To simplify a square root whose radicand is a fraction containing numerical coefficients and multiple variables, first reduce the fraction under the radical, then apply the Quotient Property of Radical Expressions.

$\sqrt{\frac{48m^7n^2}{100m^5n^8}}$

Step 1 — Simplify the fraction in the radicand. Divide out common numerical factors. The coefficients $48$ and $100$ share a common factor of $4$, leaving $\frac{12}{25}$. Apply the Quotient Property for Exponents to the variables: $\frac{m^7}{m^5} = m^2$ in the numerator, and $\frac{n^2}{n^8} = \frac{1}{n^6}$ in the denominator.
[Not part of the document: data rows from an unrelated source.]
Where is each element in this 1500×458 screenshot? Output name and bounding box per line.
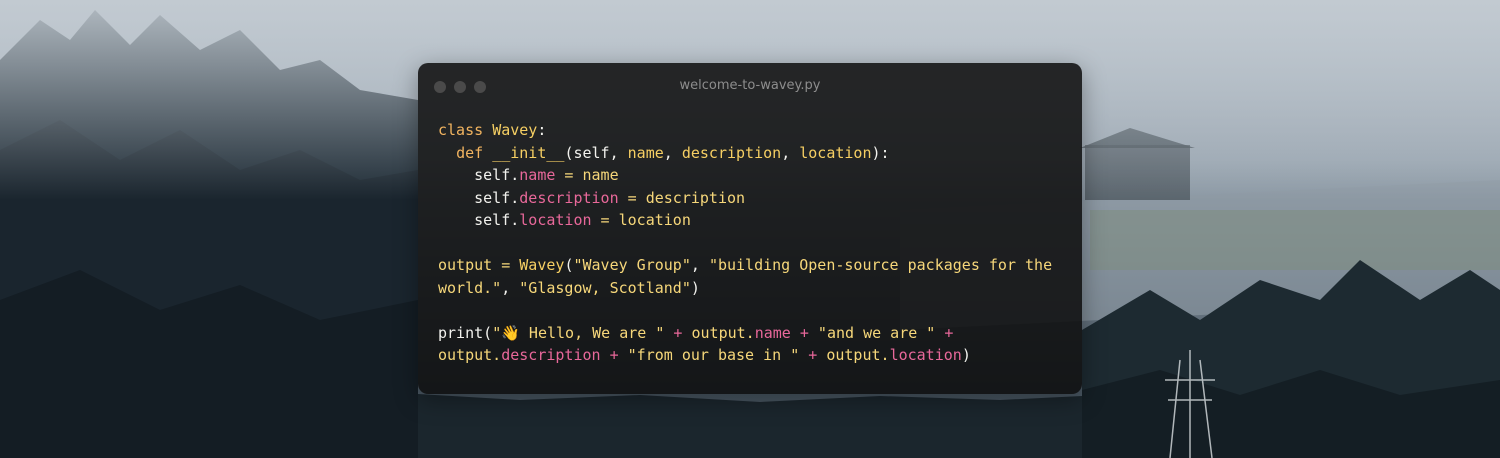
code-line-2: def __init__(self, name, description, lo… [456, 143, 890, 162]
code-line-10: print("👋 Hello, We are " + output.name +… [438, 323, 954, 342]
window-titlebar: welcome-to-wavey.py [418, 63, 1082, 109]
code-line-5: self.location = location [474, 211, 691, 229]
code-block[interactable]: class Wavey: def __init__(self, name, de… [438, 119, 1052, 367]
code-line-blank-2 [438, 299, 1052, 322]
code-line-11: output.description + "from our base in "… [438, 346, 971, 364]
code-line-7: output = Wavey("Wavey Group", "building … [438, 256, 1053, 274]
window-title: welcome-to-wavey.py [679, 78, 821, 93]
code-line-4: self.description = description [474, 188, 746, 207]
code-line-3: self.name = name [474, 166, 619, 184]
code-line-8: world.", "Glasgow, Scotland") [438, 278, 700, 297]
code-window: welcome-to-wavey.py class Wavey: def __i… [418, 63, 1082, 394]
code-line-1: class Wavey: [438, 121, 547, 139]
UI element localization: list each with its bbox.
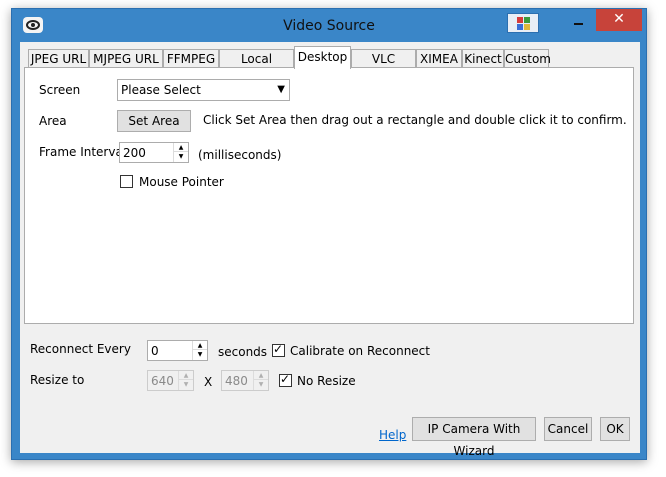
tab-kinect[interactable]: Kinect	[462, 49, 504, 68]
resize-height-stepper[interactable]: 480 ▲ ▼	[221, 370, 269, 391]
video-source-window: Video Source ✕ JPEG URL MJPEG URL FFMPEG…	[11, 8, 647, 460]
close-icon: ✕	[613, 11, 625, 27]
qa-blue-square	[517, 24, 523, 30]
reconnect-value: 0	[151, 344, 159, 358]
stepper-up-icon[interactable]: ▲	[254, 371, 268, 380]
reconnect-stepper[interactable]: 0 ▲ ▼	[147, 340, 208, 361]
tab-ximea[interactable]: XIMEA	[416, 49, 462, 68]
stepper-up-icon[interactable]: ▲	[174, 143, 188, 152]
resize-width-value: 640	[151, 374, 174, 388]
close-button[interactable]: ✕	[596, 9, 642, 31]
mouse-pointer-label[interactable]: Mouse Pointer	[139, 175, 224, 189]
screen-label: Screen	[39, 83, 81, 97]
ok-button[interactable]: OK	[600, 417, 630, 441]
qa-yellow-square	[524, 24, 530, 30]
resize-height-value: 480	[225, 374, 248, 388]
tab-mjpeg-url[interactable]: MJPEG URL	[89, 49, 163, 68]
desktop-tab-panel: Screen Please Select ▼ Area Set Area Cli…	[24, 67, 634, 324]
qa-green-square	[524, 17, 530, 23]
stepper-down-icon[interactable]: ▼	[174, 152, 188, 161]
tab-desktop[interactable]: Desktop	[294, 46, 351, 69]
tab-local-device[interactable]: Local Device	[219, 49, 294, 84]
reconnect-label: Reconnect Every	[30, 342, 131, 356]
screen-select-value: Please Select	[121, 83, 201, 97]
tab-jpeg-url[interactable]: JPEG URL	[28, 49, 89, 68]
screen-select[interactable]: Please Select ▼	[117, 79, 290, 101]
title-bar[interactable]: Video Source ✕	[12, 9, 646, 42]
resize-x-label: X	[204, 375, 213, 389]
frame-interval-value: 200	[123, 146, 146, 160]
frame-interval-stepper[interactable]: 200 ▲ ▼	[119, 142, 189, 163]
tab-vlc-plugin[interactable]: VLC Plugin	[351, 49, 416, 84]
checkmark-icon: ✓	[273, 342, 284, 356]
set-area-button[interactable]: Set Area	[117, 110, 191, 132]
resize-width-stepper[interactable]: 640 ▲ ▼	[147, 370, 194, 391]
stepper-arrows: ▲ ▼	[192, 341, 207, 360]
maximize-button[interactable]	[568, 9, 595, 31]
calibrate-checkbox[interactable]: ✓	[272, 342, 285, 357]
window-title: Video Source	[283, 18, 375, 34]
no-resize-checkbox[interactable]: ✓	[279, 372, 292, 387]
stepper-up-icon[interactable]: ▲	[179, 371, 193, 380]
tab-ffmpeg[interactable]: FFMPEG	[163, 49, 219, 68]
stepper-down-icon[interactable]: ▼	[254, 380, 268, 389]
resize-label: Resize to	[30, 373, 85, 387]
frame-interval-unit: (milliseconds)	[198, 148, 282, 162]
chevron-down-icon: ▼	[277, 84, 285, 95]
ip-camera-wizard-button[interactable]: IP Camera With Wizard	[412, 417, 536, 458]
stepper-down-icon[interactable]: ▼	[193, 350, 207, 359]
dialog-client-area: JPEG URL MJPEG URL FFMPEG Local Device D…	[20, 42, 640, 458]
tab-custom[interactable]: Custom	[504, 49, 551, 68]
mouse-pointer-checkbox[interactable]	[120, 175, 133, 188]
quick-access-icon[interactable]	[507, 13, 539, 33]
stepper-arrows: ▲ ▼	[173, 143, 188, 162]
no-resize-label[interactable]: No Resize	[297, 374, 356, 388]
calibrate-label[interactable]: Calibrate on Reconnect	[290, 344, 430, 358]
stepper-arrows: ▲ ▼	[178, 371, 193, 390]
stepper-arrows: ▲ ▼	[253, 371, 268, 390]
reconnect-unit: seconds	[218, 345, 268, 359]
help-link[interactable]: Help	[379, 428, 406, 442]
frame-interval-label: Frame Interval	[39, 145, 127, 159]
area-label: Area	[39, 114, 67, 128]
stepper-up-icon[interactable]: ▲	[193, 341, 207, 350]
area-hint-text: Click Set Area then drag out a rectangle…	[203, 113, 627, 127]
checkmark-icon: ✓	[280, 372, 291, 386]
stepper-down-icon[interactable]: ▼	[179, 380, 193, 389]
cancel-button[interactable]: Cancel	[544, 417, 592, 441]
qa-red-square	[517, 17, 523, 23]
The expression becomes: $\sqrt{\frac{12m^2}{25n^6}}$

Step 2 — Rewrite using the Quotient Property. Split the single radical into a quotient of two separate radicals: $\frac{\sqrt{12m^2}}{\sqrt{25n^6}}$

Step 3 — Simplify the radicals in the numerator and the denominator. The denominator is a perfect square: $\sqrt{25n^6} = 5|n^3|$. For the numerator, factor $12m^2$ into a perfect square and a remaining factor: $\sqrt{4m^2 \cdot 3}$. Separate the radicals: $\sqrt{4m^2} \cdot \sqrt{3}$. Evaluate the perfect square: $2|m|\sqrt{3}$.

Step 4 — Simplify the final expression. $\frac{2|m|\sqrt{3}}{5|n^3|}$

The simplified result is $\frac{2|m|\sqrt{3}}{5|n^3|}$. Reducing the fraction under the radical first simplifies the variables and reveals a perfect square in the denominator.